Living conditions in Bulgaria have plummeted since Todor Zhivkov, the Communist leader, fell from power. Electricity supplies from leaky radioactive generators are erratic and food is scarce. It is odd to discover, therefore, that Bulgaria achieved a pounds 10m trade surplus with France last year, mainly due to exporting foie gras. Hungry Bulgarians managed to export more than pounds 20m of the pate, made with much pain for the poor geese. The gastronomic French managed to provide the Bulgarians with something much more wholesome. Their biggest investment in Bulgaria is a giant yoghurt factory run by Dannone-Serdika.
A well-placed rumour is causing sweaty brows at Warburg and SBC. The story is that the combined group is going to move to cut-price quarters in Canary Wharf. The rumour is denied by authorities in both banks, where integration committees are hard at work bashing out plans. After all, ambitious bosses at Warburg have provided a whole floor of spare space in their Broadgate headquarters. But the rumour-mongers suggest those men on the integration committee might find such a move a useful way of breaking down frontiers between the two antagonistic empires.
Preparations are taking place at Sears for the opening next week of Premier, a restaurant designed by Sir Terence Conran on the top floor of the company's Selfridges department store in Oxford Street. The opening follows the success of The Fifth Floor, the fashionable meeting place atop Harvey Nichols where generous female clients have contributed to its popularity.

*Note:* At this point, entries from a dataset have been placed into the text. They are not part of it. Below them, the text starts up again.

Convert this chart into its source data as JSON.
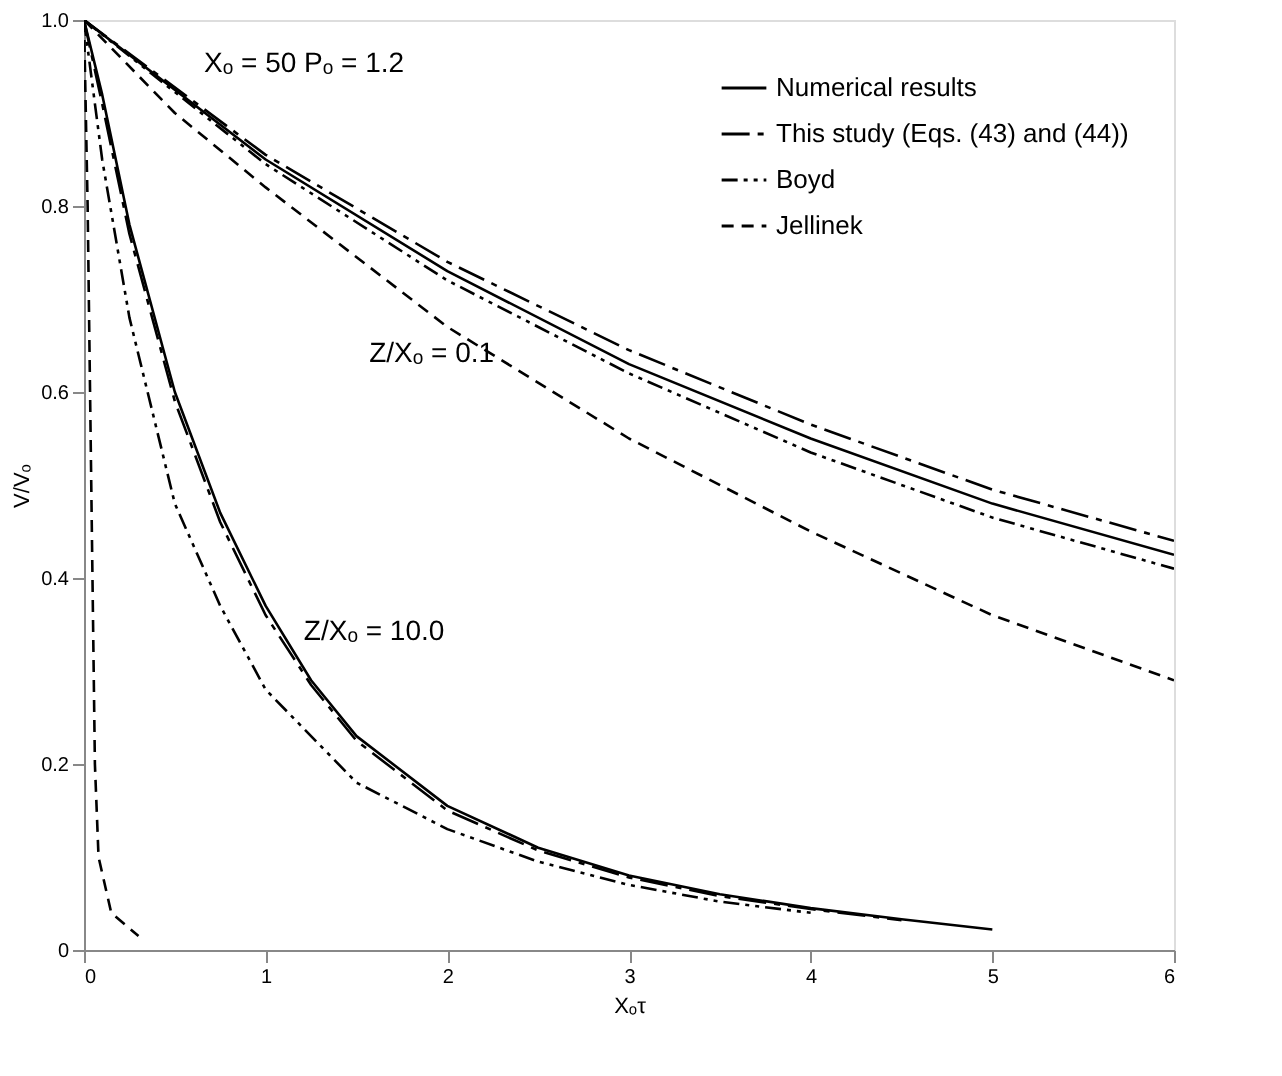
{
  "chart_data": {
    "type": "line",
    "xlabel": "Xₒτ",
    "ylabel": "V/Vₒ",
    "xlim": [
      0,
      6
    ],
    "xticks": [
      0,
      1,
      2,
      3,
      4,
      5,
      6
    ],
    "ylim": [
      0,
      1.0
    ],
    "yticks": [
      0,
      0.2,
      0.4,
      0.6,
      0.8,
      {
        "value": 1.0,
        "label": "1.0"
      }
    ],
    "grid": false,
    "legend": "top right",
    "series": [
      {
        "name": "Numerical results",
        "color": "#000000",
        "line_style": "solid",
        "x": [
          0,
          1,
          2,
          3,
          4,
          5,
          6
        ],
        "values": [
          1.0,
          0.85,
          0.73,
          0.63,
          0.55,
          0.48,
          0.425
        ]
      },
      {
        "name": "This study (Eqs. (43) and (44))",
        "color": "#000000",
        "line_style": "longdashdot",
        "x": [
          0,
          1,
          2,
          3,
          4,
          5,
          6
        ],
        "values": [
          1.0,
          0.855,
          0.74,
          0.645,
          0.565,
          0.495,
          0.44
        ]
      },
      {
        "name": "Boyd",
        "color": "#000000",
        "line_style": "dashdotdot",
        "x": [
          0,
          1,
          2,
          3,
          4,
          5,
          6
        ],
        "values": [
          1.0,
          0.845,
          0.72,
          0.62,
          0.535,
          0.465,
          0.41
        ]
      },
      {
        "name": "Jellinek",
        "color": "#000000",
        "line_style": "dashed",
        "x": [
          0,
          0.5,
          1,
          2,
          3,
          4,
          5,
          6
        ],
        "values": [
          1.0,
          0.9,
          0.82,
          0.67,
          0.55,
          0.45,
          0.36,
          0.29
        ]
      },
      {
        "color": "#000000",
        "line_style": "solid",
        "x": [
          0,
          0.1,
          0.25,
          0.5,
          0.75,
          1.0,
          1.25,
          1.5,
          2,
          2.5,
          3,
          3.5,
          4,
          4.5,
          5
        ],
        "values": [
          1.0,
          0.92,
          0.78,
          0.6,
          0.47,
          0.37,
          0.29,
          0.23,
          0.155,
          0.11,
          0.08,
          0.06,
          0.045,
          0.033,
          0.022
        ]
      },
      {
        "color": "#000000",
        "line_style": "longdashdot",
        "x": [
          0,
          0.1,
          0.25,
          0.5,
          0.75,
          1.0,
          1.25,
          1.5,
          2,
          2.5,
          3,
          3.5,
          4,
          4.5
        ],
        "values": [
          1.0,
          0.91,
          0.77,
          0.59,
          0.46,
          0.36,
          0.285,
          0.225,
          0.15,
          0.107,
          0.078,
          0.058,
          0.044,
          0.032
        ]
      },
      {
        "color": "#000000",
        "line_style": "dashdotdot",
        "x": [
          0,
          0.1,
          0.25,
          0.5,
          0.75,
          1.0,
          1.5,
          2,
          2.5,
          3,
          3.5,
          4
        ],
        "values": [
          1.0,
          0.85,
          0.68,
          0.48,
          0.37,
          0.28,
          0.18,
          0.13,
          0.095,
          0.07,
          0.052,
          0.04
        ]
      },
      {
        "color": "#000000",
        "line_style": "dashed",
        "x": [
          0,
          0.02,
          0.04,
          0.06,
          0.08,
          0.15,
          0.3
        ],
        "values": [
          1.0,
          0.8,
          0.5,
          0.2,
          0.1,
          0.04,
          0.015
        ]
      }
    ],
    "annotations": [
      "Xₒ = 50    Pₒ = 1.2",
      {
        "text": "Z/Xₒ = 0.1",
        "x": 2.5,
        "y": 0.68
      },
      {
        "text": "Z/Xₒ = 10.0",
        "x": 1.1,
        "y": 0.338
      }
    ]
  }
}
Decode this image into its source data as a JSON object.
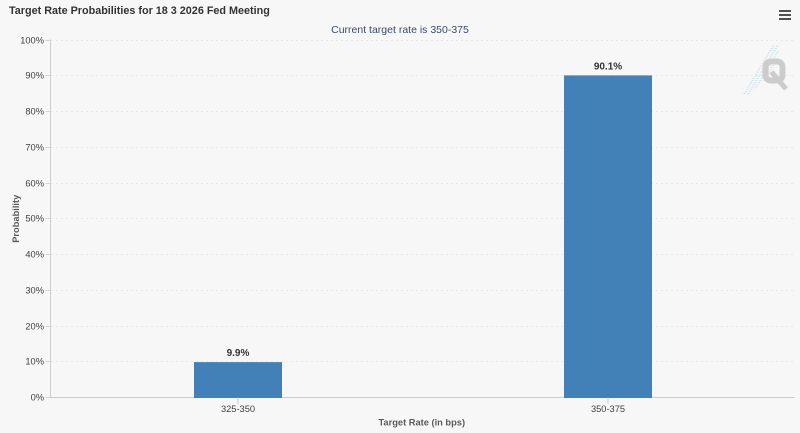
{
  "chart": {
    "title": "Target Rate Probabilities for 18 3 2026 Fed Meeting",
    "subtitle": "Current target rate is 350-375",
    "export_menu_icon": "hamburger-icon",
    "watermark_letter": "Q"
  },
  "chart_data": {
    "type": "bar",
    "title": "Target Rate Probabilities for 18 3 2026 Fed Meeting",
    "subtitle": "Current target rate is 350-375",
    "categories": [
      "325-350",
      "350-375"
    ],
    "values": [
      9.9,
      90.1
    ],
    "data_labels": [
      "9.9%",
      "90.1%"
    ],
    "xlabel": "Target Rate (in bps)",
    "ylabel": "Probability",
    "ylim": [
      0,
      100
    ],
    "ytick_step": 10,
    "ytick_labels": [
      "0%",
      "10%",
      "20%",
      "30%",
      "40%",
      "50%",
      "60%",
      "70%",
      "80%",
      "90%",
      "100%"
    ],
    "legend": "none",
    "grid": "horizontal-dotted"
  },
  "colors": {
    "background": "#f7f7f7",
    "bar": "#4280b8",
    "title": "#333333",
    "subtitle": "#3b4a6b",
    "axis_line": "#cccccc",
    "gridline": "#d8d8d8",
    "tick_label": "#404040",
    "axis_title": "#5a5a5a",
    "data_label": "#333333",
    "watermark_q": "#cccccc",
    "watermark_hatch": "#b0d6ea",
    "menu_icon": "#505050"
  }
}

It sounds like a joke, but for 1,500 members of the Society of Practitioners of Insolvency, the deteriorating finances of their association are causing acute embarrassment. The association lost pounds 40,312 in 1994 after top-up grants from its backers were reduced and income from training courses fell, and the situation looked set to grow worse as the grants continued to shrink and the insolvency practitioners, whose business is drying up after the recession rush, use less of the society's services. However, innovative suggestions are doing the rounds at SPI, including selling its title to members seeking endorsement, and selling membership lists to parties wishing to contact the corporate grave-diggers.